Data fitting to multivariate distribution Data fitting is the process of fitting models to data and analyzing the accuracy of the fit. The models consist of common probability distribution (e.g. normal distribution). The data are two-dimensional arrays.
I want to know is there a way to do data fitting with a multivariate probability distribution function? I am familiar with both MATLAB and Python.
Also if there is an answer in R for it, it would help me.
 A: First of all, it's not data fitting, but model fitting, since you fit a model to the data, not the other way around.
By fitting a model to the data, we mean finding such parameters of the model that make the model the most aligned with the data that it is trying to approximate. There are many ways of doing that, for example, you can minimize some kind of loss function between predictions made by a model and the data, but with a model defined in terms of a probability distribution, the more natural approach is to use maximum likelihood estimation, or Bayesian approach.

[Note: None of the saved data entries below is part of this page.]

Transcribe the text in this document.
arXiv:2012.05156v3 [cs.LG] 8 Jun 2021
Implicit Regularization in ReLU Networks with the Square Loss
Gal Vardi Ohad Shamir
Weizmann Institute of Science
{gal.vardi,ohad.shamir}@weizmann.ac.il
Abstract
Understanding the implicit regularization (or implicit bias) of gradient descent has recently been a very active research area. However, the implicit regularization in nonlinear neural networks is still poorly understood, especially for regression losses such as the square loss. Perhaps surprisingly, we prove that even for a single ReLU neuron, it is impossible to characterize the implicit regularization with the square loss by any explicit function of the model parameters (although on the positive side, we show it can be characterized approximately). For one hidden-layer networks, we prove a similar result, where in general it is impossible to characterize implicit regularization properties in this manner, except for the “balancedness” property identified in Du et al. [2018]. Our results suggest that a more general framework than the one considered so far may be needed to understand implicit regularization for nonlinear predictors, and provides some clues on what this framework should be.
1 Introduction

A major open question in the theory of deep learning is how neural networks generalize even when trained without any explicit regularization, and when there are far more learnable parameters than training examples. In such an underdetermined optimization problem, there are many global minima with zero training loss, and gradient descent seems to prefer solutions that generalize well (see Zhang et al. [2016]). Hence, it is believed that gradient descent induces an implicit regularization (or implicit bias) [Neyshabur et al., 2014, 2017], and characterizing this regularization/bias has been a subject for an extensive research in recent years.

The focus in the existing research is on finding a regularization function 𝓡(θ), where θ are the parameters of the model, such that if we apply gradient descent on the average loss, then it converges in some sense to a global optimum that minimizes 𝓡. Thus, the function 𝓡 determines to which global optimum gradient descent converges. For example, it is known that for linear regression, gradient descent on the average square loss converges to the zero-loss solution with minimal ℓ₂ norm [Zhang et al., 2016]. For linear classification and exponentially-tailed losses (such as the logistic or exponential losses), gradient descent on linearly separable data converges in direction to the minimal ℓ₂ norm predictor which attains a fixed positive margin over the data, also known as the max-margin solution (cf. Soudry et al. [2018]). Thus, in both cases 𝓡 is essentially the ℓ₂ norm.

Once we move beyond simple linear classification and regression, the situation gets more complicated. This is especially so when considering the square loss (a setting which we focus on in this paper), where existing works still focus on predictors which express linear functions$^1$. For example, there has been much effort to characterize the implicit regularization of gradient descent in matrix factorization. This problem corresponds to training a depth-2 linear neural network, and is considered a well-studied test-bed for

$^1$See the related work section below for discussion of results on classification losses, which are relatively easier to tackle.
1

If the probability density function of your distribution if $f(\mathbf{X}, \theta)$, where $\theta$ is a parameter or a vector of parameters, for the distribution, then with the maximum likelihood you would use an optimizer to find
$$
\underset{\theta}{\operatorname{arg\,max}} \;\sum_i \,\log f(\mathbf{X}_i, \theta)
$$
Technically, this is as simple as plugging in the likelihood function to optimizer function like R's optim. You can find an in-depth explanation and many worked examples in the link above.